Sen. Pat Toomey said he has “serious concerns” about the possible nomination of former Fed governor Sarah Bloom Raskin as vice chair of supervision at the Federal Reserve. Raskin’s advocacy for financial regulators, including the Federal Reserve, to act to counter climate-change risks has drawn praise from top Democrats including Senate Banking Chairman Sherrod Brown (D-Ohio). But Toomey (Pa.), the top Republican on the committee, took a critical tack yesterday. If nominated and confirmed, Raskin would be empowered to propose changes to the Fed’s regulations. Read more from Steven T. Dennis.

Sen. Maggie Hassan said she will vote against the nomination of Robert Califf as the Commissioner of the Food and Drug Administration, Se Young Lee reports.
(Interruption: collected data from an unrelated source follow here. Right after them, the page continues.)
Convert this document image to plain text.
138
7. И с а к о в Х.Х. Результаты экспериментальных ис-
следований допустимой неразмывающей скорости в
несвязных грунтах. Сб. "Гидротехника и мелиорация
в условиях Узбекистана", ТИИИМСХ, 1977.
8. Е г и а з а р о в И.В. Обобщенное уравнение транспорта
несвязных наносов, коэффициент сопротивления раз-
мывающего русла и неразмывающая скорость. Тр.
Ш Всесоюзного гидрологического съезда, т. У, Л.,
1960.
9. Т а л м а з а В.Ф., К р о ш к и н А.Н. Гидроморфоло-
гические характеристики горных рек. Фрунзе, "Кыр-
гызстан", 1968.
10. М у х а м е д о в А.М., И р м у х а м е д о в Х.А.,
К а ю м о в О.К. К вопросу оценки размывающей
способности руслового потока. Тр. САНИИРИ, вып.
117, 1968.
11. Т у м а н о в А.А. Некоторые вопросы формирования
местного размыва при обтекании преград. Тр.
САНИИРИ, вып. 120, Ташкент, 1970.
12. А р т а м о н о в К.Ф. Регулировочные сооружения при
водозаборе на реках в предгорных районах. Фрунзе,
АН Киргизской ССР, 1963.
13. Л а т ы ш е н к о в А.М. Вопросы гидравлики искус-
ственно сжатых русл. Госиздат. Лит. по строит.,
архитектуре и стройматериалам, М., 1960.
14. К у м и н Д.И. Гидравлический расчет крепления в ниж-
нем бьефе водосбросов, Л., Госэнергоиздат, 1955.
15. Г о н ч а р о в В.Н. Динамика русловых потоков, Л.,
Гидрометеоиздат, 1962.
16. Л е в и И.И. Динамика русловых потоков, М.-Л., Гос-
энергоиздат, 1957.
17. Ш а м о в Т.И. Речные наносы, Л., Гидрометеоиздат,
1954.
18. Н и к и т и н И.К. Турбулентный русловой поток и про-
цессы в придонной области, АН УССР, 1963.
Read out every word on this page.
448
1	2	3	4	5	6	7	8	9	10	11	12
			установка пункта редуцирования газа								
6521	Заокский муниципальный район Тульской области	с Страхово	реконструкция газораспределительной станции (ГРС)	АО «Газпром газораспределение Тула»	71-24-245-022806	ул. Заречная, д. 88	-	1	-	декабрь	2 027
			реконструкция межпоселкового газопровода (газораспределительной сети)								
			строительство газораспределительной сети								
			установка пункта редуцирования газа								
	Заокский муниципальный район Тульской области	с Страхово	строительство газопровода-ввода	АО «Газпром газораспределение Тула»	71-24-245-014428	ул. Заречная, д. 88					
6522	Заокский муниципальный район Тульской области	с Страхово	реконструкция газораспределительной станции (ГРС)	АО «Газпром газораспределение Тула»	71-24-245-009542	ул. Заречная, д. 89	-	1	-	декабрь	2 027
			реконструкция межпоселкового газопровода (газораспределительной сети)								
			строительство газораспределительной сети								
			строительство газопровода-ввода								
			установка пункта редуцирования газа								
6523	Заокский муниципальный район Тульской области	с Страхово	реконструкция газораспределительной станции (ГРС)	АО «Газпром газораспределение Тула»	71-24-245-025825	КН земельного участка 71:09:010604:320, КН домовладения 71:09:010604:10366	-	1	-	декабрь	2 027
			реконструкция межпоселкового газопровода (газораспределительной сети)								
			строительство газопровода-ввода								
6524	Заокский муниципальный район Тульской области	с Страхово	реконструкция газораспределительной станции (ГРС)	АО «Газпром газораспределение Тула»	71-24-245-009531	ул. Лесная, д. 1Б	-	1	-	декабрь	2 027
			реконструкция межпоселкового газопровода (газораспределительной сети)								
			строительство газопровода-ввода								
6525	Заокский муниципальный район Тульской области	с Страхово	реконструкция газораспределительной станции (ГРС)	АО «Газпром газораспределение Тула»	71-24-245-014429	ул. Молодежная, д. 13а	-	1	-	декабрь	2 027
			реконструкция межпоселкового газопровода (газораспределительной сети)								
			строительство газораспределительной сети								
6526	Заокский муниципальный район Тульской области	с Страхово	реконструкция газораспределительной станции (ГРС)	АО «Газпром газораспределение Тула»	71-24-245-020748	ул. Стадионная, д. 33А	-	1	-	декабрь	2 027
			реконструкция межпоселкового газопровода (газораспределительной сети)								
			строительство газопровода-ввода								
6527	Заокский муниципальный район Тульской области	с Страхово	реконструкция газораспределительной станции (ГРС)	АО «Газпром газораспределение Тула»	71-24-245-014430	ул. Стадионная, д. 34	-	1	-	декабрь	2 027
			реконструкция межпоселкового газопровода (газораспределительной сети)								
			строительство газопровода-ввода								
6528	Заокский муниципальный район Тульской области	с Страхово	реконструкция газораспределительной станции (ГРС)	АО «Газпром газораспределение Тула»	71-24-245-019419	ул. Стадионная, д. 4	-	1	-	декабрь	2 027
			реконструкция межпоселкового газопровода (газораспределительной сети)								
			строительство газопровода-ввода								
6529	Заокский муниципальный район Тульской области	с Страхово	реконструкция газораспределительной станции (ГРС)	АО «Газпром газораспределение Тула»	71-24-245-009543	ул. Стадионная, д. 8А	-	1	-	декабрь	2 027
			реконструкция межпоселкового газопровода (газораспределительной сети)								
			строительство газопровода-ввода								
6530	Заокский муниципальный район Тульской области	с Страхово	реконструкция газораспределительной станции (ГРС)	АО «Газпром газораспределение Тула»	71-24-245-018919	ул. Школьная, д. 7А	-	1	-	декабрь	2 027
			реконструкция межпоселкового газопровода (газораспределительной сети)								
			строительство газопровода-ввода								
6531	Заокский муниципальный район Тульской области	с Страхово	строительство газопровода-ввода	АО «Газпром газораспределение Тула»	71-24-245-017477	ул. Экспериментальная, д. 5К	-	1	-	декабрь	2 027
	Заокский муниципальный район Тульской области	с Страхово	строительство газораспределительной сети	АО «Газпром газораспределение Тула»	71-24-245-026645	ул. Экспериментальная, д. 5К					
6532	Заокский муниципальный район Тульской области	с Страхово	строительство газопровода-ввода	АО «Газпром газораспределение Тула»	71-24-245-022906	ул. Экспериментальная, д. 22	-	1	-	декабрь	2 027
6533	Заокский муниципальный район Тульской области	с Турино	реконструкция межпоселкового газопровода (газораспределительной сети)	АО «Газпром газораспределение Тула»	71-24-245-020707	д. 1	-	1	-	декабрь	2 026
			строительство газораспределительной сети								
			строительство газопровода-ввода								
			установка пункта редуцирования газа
Hassan (D-N.H.) said it does not appear that the current “substance misuse epidemic” will change with Califf as head of the FDA, leading her to vote against his nomination. “I look forward to continuing to work with the administration to end the substance misuse crisis and make sure that New Hampshire has the resources and funding it needs to tackle this epidemic head on.” Califf is scheduled to appear for a Senate hearing on his nomination tomorrow.

Biden‘s nominee to lead the Commerce Department’s National Telecommunications and Information Administration was confirmed by the Senate yesterday, Maria Curi reports. Alan Davidson was approved by the chamber on a 60-31 vote. The Infrastructure Investment and Jobs Act, passed in November, allocated $42.5 billion in new broadband subsidies for NTIA to implement. Davidson will be tasked with leading efforts to dole out the funds through grants to eligible state authorities.